Como en todas las acciones humanas, y de manera relevante, aquellas conducidas desde el gobierno, que tiene la obligación de rendir cuentas, la evaluación es un instrumento fundamental para conocer la situación en la que tal o cual asunto se encuentra y qué tan lejos se está de donde se quisiera. Sin embargo, no hay que perder de vista que, si bien la evaluación es una herramienta que debiera estar despojada de cualquier carga ideológica, en realidad no es así.
Es en ese contexto que debemos ubicar los procesos de evaluación que han venido imponiéndose para valorar la administración pública, sobre todo desde que la concepción neoliberal de la economía logró prevalecer.
La pregunta no es si la evaluación resulta necesaria, sino quiénes están legitimados para decidir acerca de ella, a partir de qué premisas y qué se busca una vez obtenidos sus resultados.
En materia educativa, como en otros asuntos, la evaluación se ha convertido en una forma de conducción política a través de un enjuiciamiento aparentemente neutral, por lo que no es casual sino causal que sea la OCDE o el Banco Mundial los que decidan qué y cómo se evalúa la educación nacional y, en consecuencia, hacia dónde deben orientarse las políticas públicas a ella dirigidas.
Sin desconocer la necesidad de mejorar los niveles de desempeño que los procesos evaluativos otorgan a los alumnos mexicanos en el dominio de las matemáticas o del español, y el deber de acercarnos a los logrados por alumnos de otras latitudes, es indispensable asentar que una evaluación integral del rendimiento escolar en el país solo es posible si dicha evaluación reconoce otros elementos, tanto o más determinantes que los saberes en sí, como sería la nutrición de los educandos, sus niveles de salud, el ambiente sociocultural en que se desenvuelven o las condiciones físicas y de equipamiento de las escuelas.

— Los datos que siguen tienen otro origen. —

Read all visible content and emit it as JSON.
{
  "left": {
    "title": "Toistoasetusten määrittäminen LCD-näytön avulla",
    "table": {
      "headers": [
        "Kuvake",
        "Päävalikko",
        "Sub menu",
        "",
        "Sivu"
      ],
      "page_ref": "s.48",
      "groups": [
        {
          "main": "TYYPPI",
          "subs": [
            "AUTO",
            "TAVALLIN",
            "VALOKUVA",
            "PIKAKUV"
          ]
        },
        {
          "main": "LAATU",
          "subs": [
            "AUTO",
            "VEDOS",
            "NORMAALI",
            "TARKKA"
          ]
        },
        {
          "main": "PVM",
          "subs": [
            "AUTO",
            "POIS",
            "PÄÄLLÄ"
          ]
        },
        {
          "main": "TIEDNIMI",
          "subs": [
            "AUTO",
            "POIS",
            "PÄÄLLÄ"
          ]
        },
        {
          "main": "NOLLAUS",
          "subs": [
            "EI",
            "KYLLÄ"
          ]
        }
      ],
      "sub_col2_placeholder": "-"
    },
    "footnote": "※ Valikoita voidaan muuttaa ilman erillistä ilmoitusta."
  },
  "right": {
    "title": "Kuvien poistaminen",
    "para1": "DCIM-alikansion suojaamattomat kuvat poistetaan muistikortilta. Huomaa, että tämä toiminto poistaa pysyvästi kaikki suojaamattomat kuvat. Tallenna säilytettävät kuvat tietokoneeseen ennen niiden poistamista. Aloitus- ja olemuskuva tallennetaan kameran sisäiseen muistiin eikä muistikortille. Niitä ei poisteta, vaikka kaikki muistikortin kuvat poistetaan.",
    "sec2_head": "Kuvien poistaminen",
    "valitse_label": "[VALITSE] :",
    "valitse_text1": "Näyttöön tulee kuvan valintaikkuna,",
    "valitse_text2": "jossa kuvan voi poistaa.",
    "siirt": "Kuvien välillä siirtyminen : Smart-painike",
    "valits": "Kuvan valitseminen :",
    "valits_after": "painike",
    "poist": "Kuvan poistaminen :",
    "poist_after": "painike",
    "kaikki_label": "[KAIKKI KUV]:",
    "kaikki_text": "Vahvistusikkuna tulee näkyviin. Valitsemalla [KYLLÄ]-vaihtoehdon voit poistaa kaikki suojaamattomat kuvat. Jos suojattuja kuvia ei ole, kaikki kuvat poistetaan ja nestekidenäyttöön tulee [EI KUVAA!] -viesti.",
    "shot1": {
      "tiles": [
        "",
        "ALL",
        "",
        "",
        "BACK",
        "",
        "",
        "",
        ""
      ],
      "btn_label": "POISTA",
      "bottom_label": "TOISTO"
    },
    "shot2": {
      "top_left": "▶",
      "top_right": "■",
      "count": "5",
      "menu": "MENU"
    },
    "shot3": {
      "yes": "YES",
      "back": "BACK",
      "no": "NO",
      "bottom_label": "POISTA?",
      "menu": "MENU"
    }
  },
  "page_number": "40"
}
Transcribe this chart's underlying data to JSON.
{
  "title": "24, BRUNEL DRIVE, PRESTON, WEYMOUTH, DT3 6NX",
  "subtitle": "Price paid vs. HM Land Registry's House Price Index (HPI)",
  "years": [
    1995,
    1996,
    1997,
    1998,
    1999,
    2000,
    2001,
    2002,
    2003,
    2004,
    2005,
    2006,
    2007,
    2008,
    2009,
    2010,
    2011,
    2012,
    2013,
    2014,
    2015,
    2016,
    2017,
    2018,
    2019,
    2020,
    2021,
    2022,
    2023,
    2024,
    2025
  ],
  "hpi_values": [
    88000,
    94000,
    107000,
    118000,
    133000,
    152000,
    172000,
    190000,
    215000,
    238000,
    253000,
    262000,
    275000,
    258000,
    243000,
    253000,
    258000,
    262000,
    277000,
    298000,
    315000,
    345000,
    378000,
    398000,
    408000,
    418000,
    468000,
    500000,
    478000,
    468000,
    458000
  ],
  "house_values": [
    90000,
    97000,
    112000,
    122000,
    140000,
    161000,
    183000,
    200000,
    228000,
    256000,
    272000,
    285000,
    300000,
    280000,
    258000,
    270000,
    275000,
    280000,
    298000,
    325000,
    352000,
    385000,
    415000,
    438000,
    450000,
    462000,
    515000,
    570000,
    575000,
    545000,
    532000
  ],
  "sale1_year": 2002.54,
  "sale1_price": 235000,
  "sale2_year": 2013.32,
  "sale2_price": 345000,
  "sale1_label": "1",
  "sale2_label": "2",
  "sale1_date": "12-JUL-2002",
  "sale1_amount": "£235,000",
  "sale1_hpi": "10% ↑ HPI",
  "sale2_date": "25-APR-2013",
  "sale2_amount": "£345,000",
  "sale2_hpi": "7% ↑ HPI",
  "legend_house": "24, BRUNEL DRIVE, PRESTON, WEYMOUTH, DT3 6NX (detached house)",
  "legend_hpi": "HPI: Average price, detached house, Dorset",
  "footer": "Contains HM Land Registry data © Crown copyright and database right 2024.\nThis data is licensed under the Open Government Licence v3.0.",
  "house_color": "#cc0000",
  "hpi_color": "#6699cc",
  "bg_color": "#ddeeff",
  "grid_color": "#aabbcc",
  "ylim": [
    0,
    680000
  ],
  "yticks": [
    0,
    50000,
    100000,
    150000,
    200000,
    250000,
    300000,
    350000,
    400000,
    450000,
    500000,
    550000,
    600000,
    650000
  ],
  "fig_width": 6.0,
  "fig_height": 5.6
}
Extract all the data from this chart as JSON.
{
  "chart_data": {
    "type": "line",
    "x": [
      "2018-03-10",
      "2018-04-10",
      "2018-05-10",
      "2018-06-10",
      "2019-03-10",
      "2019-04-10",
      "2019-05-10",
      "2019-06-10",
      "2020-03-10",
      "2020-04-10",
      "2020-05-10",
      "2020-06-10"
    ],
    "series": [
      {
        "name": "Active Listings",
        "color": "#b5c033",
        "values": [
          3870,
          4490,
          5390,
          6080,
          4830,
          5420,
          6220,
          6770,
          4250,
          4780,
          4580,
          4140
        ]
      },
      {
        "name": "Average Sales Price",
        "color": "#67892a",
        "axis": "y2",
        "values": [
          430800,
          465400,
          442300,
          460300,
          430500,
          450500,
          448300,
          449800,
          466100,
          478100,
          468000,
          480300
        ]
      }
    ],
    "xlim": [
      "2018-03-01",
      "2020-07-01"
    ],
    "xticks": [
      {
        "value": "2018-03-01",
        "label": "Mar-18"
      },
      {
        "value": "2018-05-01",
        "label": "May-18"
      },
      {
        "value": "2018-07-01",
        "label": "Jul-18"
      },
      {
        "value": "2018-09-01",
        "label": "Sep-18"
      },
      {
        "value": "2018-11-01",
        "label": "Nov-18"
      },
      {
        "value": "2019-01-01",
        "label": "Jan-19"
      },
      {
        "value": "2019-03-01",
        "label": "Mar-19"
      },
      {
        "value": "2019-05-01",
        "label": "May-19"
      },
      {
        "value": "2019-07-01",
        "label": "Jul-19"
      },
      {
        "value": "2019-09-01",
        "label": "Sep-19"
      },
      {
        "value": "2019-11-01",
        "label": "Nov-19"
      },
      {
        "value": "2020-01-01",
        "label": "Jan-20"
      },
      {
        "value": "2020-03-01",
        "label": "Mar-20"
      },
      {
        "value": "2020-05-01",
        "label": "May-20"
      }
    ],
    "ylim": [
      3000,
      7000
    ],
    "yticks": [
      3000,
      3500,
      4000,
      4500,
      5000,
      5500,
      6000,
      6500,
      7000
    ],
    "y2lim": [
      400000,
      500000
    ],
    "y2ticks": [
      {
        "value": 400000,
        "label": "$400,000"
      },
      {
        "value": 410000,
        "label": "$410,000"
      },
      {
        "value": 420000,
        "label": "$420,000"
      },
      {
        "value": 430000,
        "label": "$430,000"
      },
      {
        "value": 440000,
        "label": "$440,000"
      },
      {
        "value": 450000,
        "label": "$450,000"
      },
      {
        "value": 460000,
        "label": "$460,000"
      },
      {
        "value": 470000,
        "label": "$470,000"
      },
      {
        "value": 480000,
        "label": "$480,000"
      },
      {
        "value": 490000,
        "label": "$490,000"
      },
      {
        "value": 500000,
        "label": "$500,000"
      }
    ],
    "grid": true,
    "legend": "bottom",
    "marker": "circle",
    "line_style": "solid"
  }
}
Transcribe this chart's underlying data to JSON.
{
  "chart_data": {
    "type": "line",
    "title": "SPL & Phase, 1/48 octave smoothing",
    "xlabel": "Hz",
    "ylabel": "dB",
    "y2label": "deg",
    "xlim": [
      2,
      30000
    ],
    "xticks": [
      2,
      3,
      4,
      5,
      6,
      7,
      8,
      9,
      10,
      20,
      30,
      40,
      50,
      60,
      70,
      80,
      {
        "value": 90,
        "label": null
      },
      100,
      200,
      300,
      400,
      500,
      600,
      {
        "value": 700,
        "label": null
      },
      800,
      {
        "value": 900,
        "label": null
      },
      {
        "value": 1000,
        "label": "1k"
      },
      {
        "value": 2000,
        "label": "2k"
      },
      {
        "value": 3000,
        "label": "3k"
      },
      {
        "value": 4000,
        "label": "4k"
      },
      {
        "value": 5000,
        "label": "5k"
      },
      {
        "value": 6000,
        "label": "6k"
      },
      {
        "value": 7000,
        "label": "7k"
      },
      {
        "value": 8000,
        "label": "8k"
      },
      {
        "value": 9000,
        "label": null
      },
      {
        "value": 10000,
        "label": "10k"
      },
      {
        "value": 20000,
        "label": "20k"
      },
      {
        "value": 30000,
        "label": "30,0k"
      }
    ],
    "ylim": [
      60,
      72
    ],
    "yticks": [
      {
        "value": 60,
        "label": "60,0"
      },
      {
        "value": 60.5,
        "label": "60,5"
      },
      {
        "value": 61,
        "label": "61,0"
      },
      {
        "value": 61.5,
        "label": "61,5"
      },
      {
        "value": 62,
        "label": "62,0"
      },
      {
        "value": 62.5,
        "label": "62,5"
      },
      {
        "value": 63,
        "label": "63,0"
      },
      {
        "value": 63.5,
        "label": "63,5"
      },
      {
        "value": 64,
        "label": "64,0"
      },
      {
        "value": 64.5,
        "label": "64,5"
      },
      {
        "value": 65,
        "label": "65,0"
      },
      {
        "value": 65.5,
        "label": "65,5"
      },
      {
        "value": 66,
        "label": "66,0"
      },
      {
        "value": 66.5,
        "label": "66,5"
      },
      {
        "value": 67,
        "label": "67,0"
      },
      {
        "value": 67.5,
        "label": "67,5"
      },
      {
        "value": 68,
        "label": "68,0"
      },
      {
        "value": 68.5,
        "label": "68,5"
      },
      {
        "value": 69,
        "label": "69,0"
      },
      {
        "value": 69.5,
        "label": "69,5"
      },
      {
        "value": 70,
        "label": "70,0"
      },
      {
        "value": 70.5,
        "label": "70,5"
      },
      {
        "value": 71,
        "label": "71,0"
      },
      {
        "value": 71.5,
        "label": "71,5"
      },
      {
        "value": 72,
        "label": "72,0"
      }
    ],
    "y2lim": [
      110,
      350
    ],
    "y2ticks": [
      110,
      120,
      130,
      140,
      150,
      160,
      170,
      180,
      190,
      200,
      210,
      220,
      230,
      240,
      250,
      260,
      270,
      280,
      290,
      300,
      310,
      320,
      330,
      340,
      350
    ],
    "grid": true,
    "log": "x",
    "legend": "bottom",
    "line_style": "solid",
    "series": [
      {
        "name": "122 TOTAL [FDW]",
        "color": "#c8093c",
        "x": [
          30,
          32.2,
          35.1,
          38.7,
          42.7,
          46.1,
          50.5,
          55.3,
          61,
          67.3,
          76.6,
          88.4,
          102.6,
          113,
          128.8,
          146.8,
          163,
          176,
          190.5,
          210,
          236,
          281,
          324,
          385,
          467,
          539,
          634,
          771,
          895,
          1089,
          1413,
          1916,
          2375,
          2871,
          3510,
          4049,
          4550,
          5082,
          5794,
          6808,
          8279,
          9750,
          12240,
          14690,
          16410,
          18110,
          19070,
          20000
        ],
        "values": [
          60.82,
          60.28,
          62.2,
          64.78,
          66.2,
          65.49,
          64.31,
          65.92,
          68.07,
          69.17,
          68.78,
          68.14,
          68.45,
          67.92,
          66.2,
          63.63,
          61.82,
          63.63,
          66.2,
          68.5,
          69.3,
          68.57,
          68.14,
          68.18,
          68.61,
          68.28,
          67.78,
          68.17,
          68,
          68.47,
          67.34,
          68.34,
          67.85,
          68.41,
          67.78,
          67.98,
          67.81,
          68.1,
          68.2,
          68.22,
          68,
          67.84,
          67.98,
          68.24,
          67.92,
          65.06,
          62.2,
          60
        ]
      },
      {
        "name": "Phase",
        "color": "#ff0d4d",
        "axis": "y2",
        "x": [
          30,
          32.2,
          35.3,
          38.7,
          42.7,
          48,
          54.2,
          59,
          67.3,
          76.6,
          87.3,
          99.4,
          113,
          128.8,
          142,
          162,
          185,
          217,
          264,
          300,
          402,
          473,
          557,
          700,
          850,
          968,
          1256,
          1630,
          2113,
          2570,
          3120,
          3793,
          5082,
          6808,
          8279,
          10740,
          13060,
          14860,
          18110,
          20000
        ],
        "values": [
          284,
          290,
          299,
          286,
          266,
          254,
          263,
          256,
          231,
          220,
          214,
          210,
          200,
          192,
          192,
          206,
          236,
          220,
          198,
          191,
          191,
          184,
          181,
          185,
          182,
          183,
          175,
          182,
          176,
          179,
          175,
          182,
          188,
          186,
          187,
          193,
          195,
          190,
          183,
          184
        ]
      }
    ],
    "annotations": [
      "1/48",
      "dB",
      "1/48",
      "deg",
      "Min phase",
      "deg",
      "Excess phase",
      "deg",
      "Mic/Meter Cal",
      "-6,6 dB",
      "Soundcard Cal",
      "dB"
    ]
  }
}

De verdad, ¿resulta tan difícil entender que un alumno que acude a la escuela sin los nutrientes necesarios tendrá un desempeño menor que otro que está bien alimentado?; en un país donde uno de cada cuatro niños tiene niveles de pobreza alimentaria, ¿ello no influye en los resultados de ENLACE o de PISA?
A la par de estas severas distorsiones que los exámenes estandarizados se niegan a reconocer, la evaluación educativa ha sido aprovechada con dos propósitos altamente disruptivos, que ponen en riesgo la correcta interpretación y mejora de la educación, así como el sano desarrollo del proceso social y político que se despliega día a día, todos los días, y que se concreta en la escuela pública; no hay que perder de vista que el hecho educativo es un hecho político, el más relevante quizás.
El primer propósito pretende responsabilizar a los maestros de los bajos niveles logrados en los exámenes estandarizados, con el argumento de su mala formación y su inadecuada educación continua, obligaciones ambas del gobierno. El segundo, afirmar que los maestros se resisten a la evaluación, lo que ha conducido al gobierno a condicionar la permanencia del docente a los resultados de los procesos evaluativos, hecho que no solo los amenaza sino que puede envilecer cualquier acción que busque elevar la calidad de la educación hacia el futuro.
En esencia, la educación es un pacto sobre qué tipo de personas queremos formar, en qué plazo y qué toca hacer a cada quien, incluidos los maestros pero no solo ellos, y la evaluación deberá proveer de las opciones para lograrlo; si la evaluación, definida por instancias nacionales o desde los centros financieros de poder, no sirve a dicho pacto, la mejora educativa no podrá honrarse.
La evaluación debe impactar la calidad de la educación, pero también la correcta relación y expectativas laborales de quienes la sirven y, en consecuencia, la paz social; esa es su verdadera responsabilidad y dimensión política.